2. Inserimento dell'endoscopio

  1. Espandere gradualmente il muscolo vertebrale e la fascia utilizzando l'estensore dei tessuti molli (vedi Tabella dei materiali). Quindi, inserire il manicotto di lavoro da 10 mm con una bocca obliqua. Verificare la posizione del manicotto di lavoro con la fluoroscopia (Figura 3).
  2. Introdurre il sistema chirurgico endoscopico (angolo di visione di 15°, diametro esterno 10 mm, diametro del canale di lavoro di 6 mm e lunghezza di lavoro 125 mm) ed eseguire tutti i passaggi successivi sotto irrigazione costante con visualizzazione endoscopica.

3. Procedura chirurgica

  1. Nella visualizzazione endoscopica ad alta definizione, sezionare il tessuto molle dall'osso ed eseguire l'emostasi utilizzando la sonda a radiofrequenza (vedere Tabella dei materiali). Confermare la presenza di importanti strutture anatomiche, tra cui la metà inferiore della lamina L4 sinistra, la faccetta articolare sinistra, il 1/3 superiore della lamina L5 sinistra, la base del processo spinoso di L4 e L5 e il legamento flavum proliferativo all'interno della finestra interlaminare lombare 4-51.
  2. Iniziare la decompressione ossea omolaterale, partendo dalla lamina L4. Rimuovere la parte inferiore della lamina L4, la parte mediale del processo articolare L4-5 e il bordo superiore della lamina L5 utilizzando una fresa diamantata endoscopica da 3,5 mm, trefina e Kerrison Rongeur (vedi Tabella dei materiali).
    1. Utilizzare la trefina endoscopica di 5 mm di diametro (vedi Tabella dei materiali) per rimuovere efficacemente il processo articolare inferiore L4, che è circondato da capsula articolare e legamento.
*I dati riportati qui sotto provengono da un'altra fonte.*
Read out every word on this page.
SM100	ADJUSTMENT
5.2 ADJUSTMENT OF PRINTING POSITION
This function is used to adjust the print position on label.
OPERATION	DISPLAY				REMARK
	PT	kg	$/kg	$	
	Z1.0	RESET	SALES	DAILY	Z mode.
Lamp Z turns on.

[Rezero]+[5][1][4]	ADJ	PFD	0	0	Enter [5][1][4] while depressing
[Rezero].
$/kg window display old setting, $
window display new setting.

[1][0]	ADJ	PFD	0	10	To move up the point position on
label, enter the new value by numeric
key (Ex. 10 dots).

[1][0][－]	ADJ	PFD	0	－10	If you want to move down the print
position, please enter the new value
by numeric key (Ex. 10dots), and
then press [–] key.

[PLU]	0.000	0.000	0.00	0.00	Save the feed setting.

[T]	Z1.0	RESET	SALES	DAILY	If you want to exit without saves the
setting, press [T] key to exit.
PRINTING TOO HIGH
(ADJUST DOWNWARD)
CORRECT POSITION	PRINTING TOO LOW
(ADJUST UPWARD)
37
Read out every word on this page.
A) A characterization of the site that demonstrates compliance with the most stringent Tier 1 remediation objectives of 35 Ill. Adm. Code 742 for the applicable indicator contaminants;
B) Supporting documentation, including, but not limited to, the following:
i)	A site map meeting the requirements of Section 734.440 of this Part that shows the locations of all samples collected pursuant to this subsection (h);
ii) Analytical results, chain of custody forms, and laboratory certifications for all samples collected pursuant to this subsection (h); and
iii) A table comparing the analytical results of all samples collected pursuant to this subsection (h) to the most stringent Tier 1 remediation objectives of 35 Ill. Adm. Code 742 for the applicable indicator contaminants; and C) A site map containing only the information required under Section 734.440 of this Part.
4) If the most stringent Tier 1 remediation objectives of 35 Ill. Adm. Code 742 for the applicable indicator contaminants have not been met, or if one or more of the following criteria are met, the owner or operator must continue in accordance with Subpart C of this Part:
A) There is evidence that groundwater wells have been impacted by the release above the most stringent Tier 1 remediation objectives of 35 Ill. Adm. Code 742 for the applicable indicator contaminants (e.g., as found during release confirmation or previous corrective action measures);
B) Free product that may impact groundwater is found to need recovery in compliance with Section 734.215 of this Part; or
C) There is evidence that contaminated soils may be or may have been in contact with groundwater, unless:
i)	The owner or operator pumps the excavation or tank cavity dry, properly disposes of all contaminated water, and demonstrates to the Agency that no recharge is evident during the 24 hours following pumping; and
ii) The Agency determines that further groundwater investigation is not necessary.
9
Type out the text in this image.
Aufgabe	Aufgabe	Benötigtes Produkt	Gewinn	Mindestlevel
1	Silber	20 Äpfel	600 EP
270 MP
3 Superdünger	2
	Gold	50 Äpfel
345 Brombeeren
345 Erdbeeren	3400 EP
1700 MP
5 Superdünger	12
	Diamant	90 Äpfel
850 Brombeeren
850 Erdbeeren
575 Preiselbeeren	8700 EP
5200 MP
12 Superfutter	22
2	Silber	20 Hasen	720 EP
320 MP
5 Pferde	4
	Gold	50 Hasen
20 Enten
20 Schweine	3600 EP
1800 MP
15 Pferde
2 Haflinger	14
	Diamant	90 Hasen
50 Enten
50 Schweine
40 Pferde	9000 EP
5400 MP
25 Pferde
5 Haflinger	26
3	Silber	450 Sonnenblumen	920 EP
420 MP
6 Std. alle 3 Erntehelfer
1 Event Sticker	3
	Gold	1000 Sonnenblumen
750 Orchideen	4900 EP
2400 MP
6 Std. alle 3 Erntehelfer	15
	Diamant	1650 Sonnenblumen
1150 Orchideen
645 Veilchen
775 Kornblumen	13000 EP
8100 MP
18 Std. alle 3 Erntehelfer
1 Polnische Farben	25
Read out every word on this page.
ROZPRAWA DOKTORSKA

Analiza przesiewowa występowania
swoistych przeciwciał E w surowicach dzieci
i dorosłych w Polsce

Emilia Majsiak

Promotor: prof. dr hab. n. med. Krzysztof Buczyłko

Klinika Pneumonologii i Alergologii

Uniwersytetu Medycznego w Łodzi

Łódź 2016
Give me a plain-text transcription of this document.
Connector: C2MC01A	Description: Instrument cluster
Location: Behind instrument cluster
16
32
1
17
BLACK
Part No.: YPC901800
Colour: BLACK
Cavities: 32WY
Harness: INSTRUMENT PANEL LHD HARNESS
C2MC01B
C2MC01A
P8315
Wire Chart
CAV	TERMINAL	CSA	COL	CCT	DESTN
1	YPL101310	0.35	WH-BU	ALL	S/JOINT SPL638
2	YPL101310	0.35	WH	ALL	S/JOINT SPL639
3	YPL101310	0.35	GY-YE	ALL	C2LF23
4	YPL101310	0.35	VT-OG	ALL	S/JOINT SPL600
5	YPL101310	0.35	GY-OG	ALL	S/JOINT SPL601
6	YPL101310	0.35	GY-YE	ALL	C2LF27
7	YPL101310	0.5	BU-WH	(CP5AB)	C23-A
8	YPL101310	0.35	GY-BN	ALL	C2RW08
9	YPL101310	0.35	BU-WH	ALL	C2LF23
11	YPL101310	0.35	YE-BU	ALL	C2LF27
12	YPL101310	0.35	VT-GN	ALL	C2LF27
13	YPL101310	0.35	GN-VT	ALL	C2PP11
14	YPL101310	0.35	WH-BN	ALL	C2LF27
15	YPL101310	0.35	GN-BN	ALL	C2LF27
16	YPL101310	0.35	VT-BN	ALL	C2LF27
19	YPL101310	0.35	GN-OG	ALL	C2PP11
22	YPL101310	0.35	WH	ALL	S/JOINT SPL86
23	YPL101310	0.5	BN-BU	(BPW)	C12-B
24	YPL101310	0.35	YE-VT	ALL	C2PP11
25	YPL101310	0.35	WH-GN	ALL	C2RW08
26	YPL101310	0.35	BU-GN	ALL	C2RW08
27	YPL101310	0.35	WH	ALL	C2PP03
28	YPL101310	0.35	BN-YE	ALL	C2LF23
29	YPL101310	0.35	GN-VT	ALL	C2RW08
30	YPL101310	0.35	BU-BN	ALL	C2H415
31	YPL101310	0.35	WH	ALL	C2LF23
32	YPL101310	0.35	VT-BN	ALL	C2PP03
Separare e rimuovere lo strato superficiale del legamento flavum dallo strato interno con un rongeur.
      NOTA: Mantenere in posizione lo strato interno del legamento flavum, poiché è strettamente attaccato alla superficie interna della lamina e al bordo mediale del processo articolare superiore L5.
    2. L'obiettivo della decompressione della lamina in questa fase è quello di esporre i margini liberi cefalici e caudali dello strato profondo del legamento flavum. Tagliare il bordo mediale del processo articolare superiore L5 per liberare il margine laterale del legamento flavum.
  3. Procedere con la decompressione ossea controlaterale, partendo dalla base del processo spinoso di L4. Radere la base del processo spinoso per creare spazio sufficiente, facilitando l'inserimento della cannula di lavoro (diametro del canale di lavoro di 6 mm e lunghezza di lavoro 125 mm) verso il lato controlaterale.
    1. Lucidare la parte inferiore controlaterale della lamina L4 dalla superficie interna per esporre il margine libero cefalico del legamento flavum.
    2. Allo stesso modo, radere la base del processo spinoso L5 e rimuovere il bordo superiore della lamina L5 per esporre il margine libero caudale del legamento flavum. Staccare il margine laterale controlaterale del legamento flavum dal processo articolare superiore controlaterale L5.
    3. Rimuovere la parte mediale del processo articolare superiore L5 utilizzando una fresa diamantata e/o Kerrison Rongeur.
  4. Dopo aver completato la decompressione ossea e aver rilasciato gli attacchi del legamento flavum, rimuovere il legamento flavum in blocco o in modo frammentario.
  5. Rimuovere lo strato interno del legamento flavum al termine dell'operazione. Questo passaggio aiuta a proteggere gli elementi nervosi durante l'osteotomia e riduce l'offuscamento della vista causato dall'emorragia epidurale.
  6. Esplorare entrambi i recessi laterali per garantire una completa decompressione dei nervi trasversali bilaterali. Se necessario, eseguire un'ulteriore decompressione del legamento flavum e delle sue strutture ossee attaccate utilizzando Kerrison Rongeur endoscopico.
  7. Concludere la procedura quando la dura madre e le radici nervose trasversali bilaterali sono libere. Eseguire un'emostasi attenta utilizzando la radiofrequenza endoscopica bipolare. Chiudere l'incisione cutanea con uno o due punti di sutura (circa 1 cm).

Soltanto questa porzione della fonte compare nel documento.